投げ出されているのは、機械部品が圧倒的に多い。大きさの関係から最も眼につくのは、修理用のオートマトンだ。まるでボールの入った籠を投げ出したかのごとく、宇宙空間に向かって飛んでいる。
――つまり、襲われているのは……
「ワイズマン!」
「どうやら、敵さんはこっちを直接狙ってきたらしいな。どの道、コロニーに対する破壊活動を見逃しておくわけにもいかないんだ、行くぞ!」
ラティファとワイズマンは立ち上がって、走りだした。
修理用のオートマトンがあそこまでたくさんある場所など、早々あるわけではない。

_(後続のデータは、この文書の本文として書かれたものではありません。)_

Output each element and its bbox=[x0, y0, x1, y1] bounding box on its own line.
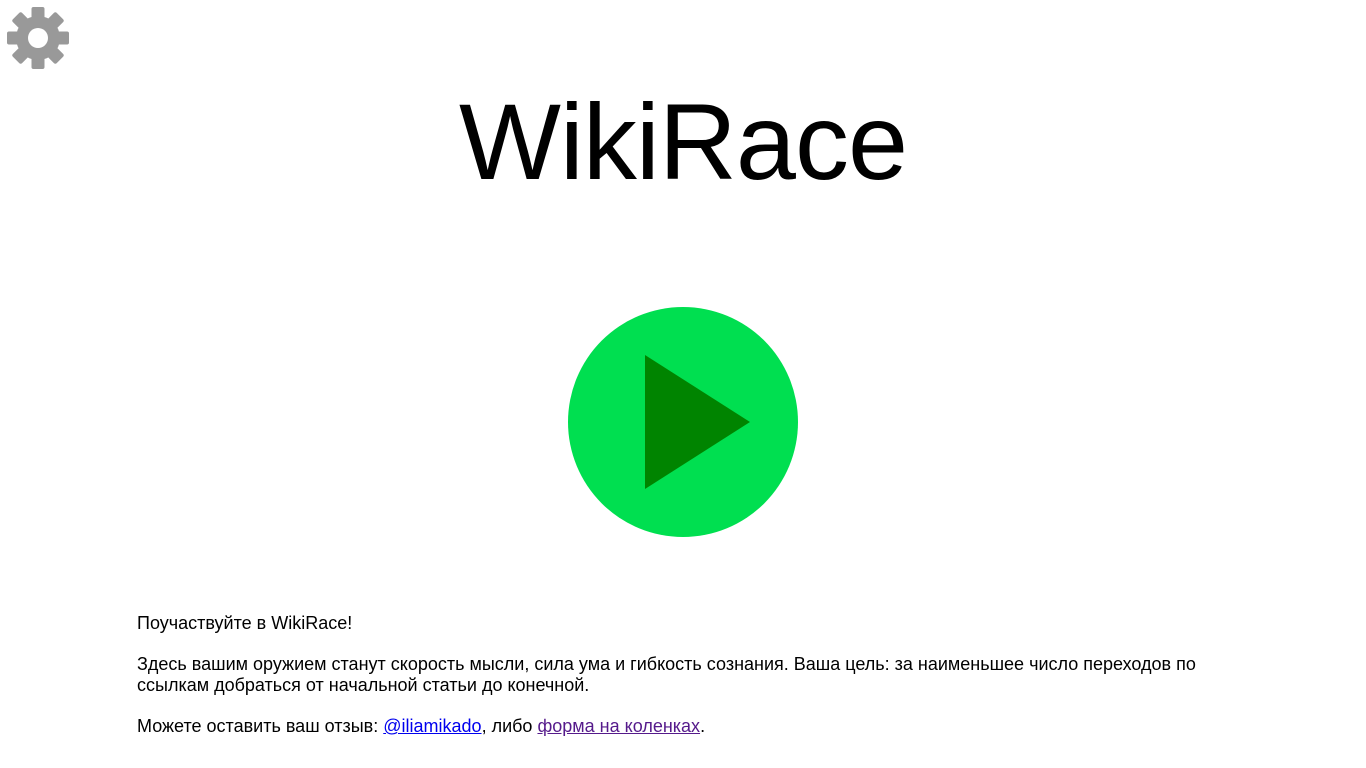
intro-description: Здесь вашим оружием станут скорость мысл… bbox=[137, 654, 1196, 695]
intro-heading: Поучаствуйте в WikiRace! bbox=[137, 613, 353, 633]
intro-section: Поучаствуйте в WikiRace! Здесь вашим ору… bbox=[137, 613, 1237, 757]
page: WikiRace Поучаствуйте в WikiRace! Здесь … bbox=[0, 0, 1366, 768]
page-title: WikiRace bbox=[458, 81, 908, 202]
feedback-form-link[interactable]: форма на коленках bbox=[537, 716, 700, 736]
feedback-middle: , либо bbox=[481, 716, 538, 736]
play-button[interactable] bbox=[567, 306, 799, 538]
gear-icon bbox=[7, 7, 69, 69]
feedback-line: Можете оставить ваш отзыв: @iliamikado, … bbox=[137, 716, 1237, 737]
author-link[interactable]: @iliamikado bbox=[383, 716, 481, 736]
feedback-suffix: . bbox=[700, 716, 706, 736]
settings-button[interactable] bbox=[6, 6, 70, 70]
feedback-prefix: Можете оставить ваш отзыв: bbox=[137, 716, 384, 736]
play-icon bbox=[568, 307, 798, 537]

コロニー外壁に限りなく近い場所ともなれば、候補は唯一と言ってもいい。輸送船やエーテルギアが停められているドッグだ。
ファントムは、無人のエーテルギア――ウェアウルフを破壊するべく、コロニーに攻撃を仕掛けてきたのだ。
「だが、何故だ?」
時折起こる揺れに足を取られながらも走り、ワイズマンは問う。
「何故、ファントムは私達がまだここに居ると知っている――?」
あちらの視点からすれば、交戦したエーテルギアが島二号コロニーに居るとは断言できないはずだ。即座に手を引いた可能性。エーテルギアの整備が可能な船で来ている可能性。幾らでも可能性はある。ワイズマンはそう言いたいのだろう、とラティファは考える。
そしてもう一つ。ラティファはワイズマンに問う。
「何故、今日になって襲ってきた? 襲撃するのなら、このコロニーに来た当日のほうが妥当だろう」
何故こんな中途半端な日数が経ってから――
走り、汗を流しながらワイズマン。「今日になって、ここに私達が居ることを知った……って辺りか」
血の気が引くのが分かった。
――今日になって、知った?
自分達が――民間軍事会社がここに居ることを。
今日の昼食時の会話を思い出す。正確には、別れ際の会話を。
足が止まった。
「おい、どうした?」
ワイズマンも足を止めた。揺れは断続的に続いている。攻撃は続けられている。足を止めている暇が無いのは理解していた。理解していて尚、一時的な衝撃がラティファの体を止めていた。
「さっさとしないと……」
「……分かったんだ」
前を見ることが出来ない。拳が震える。思い出される彼の言葉。全てが繋がり、納得を得ていく。認めたくないが、理性では分かってしまっていた。あまりにも明白。
裏切られた。そう言う思いがある。そんな人間ではないと思っていた。こんなことには関係の無い人間なのだと。一方的だと理解しても、尚。
――それが君の、誠実であることなのか?
そうであるならば――
「分かったって、一体何が」
ワイズマンに対して、ラティファは答える。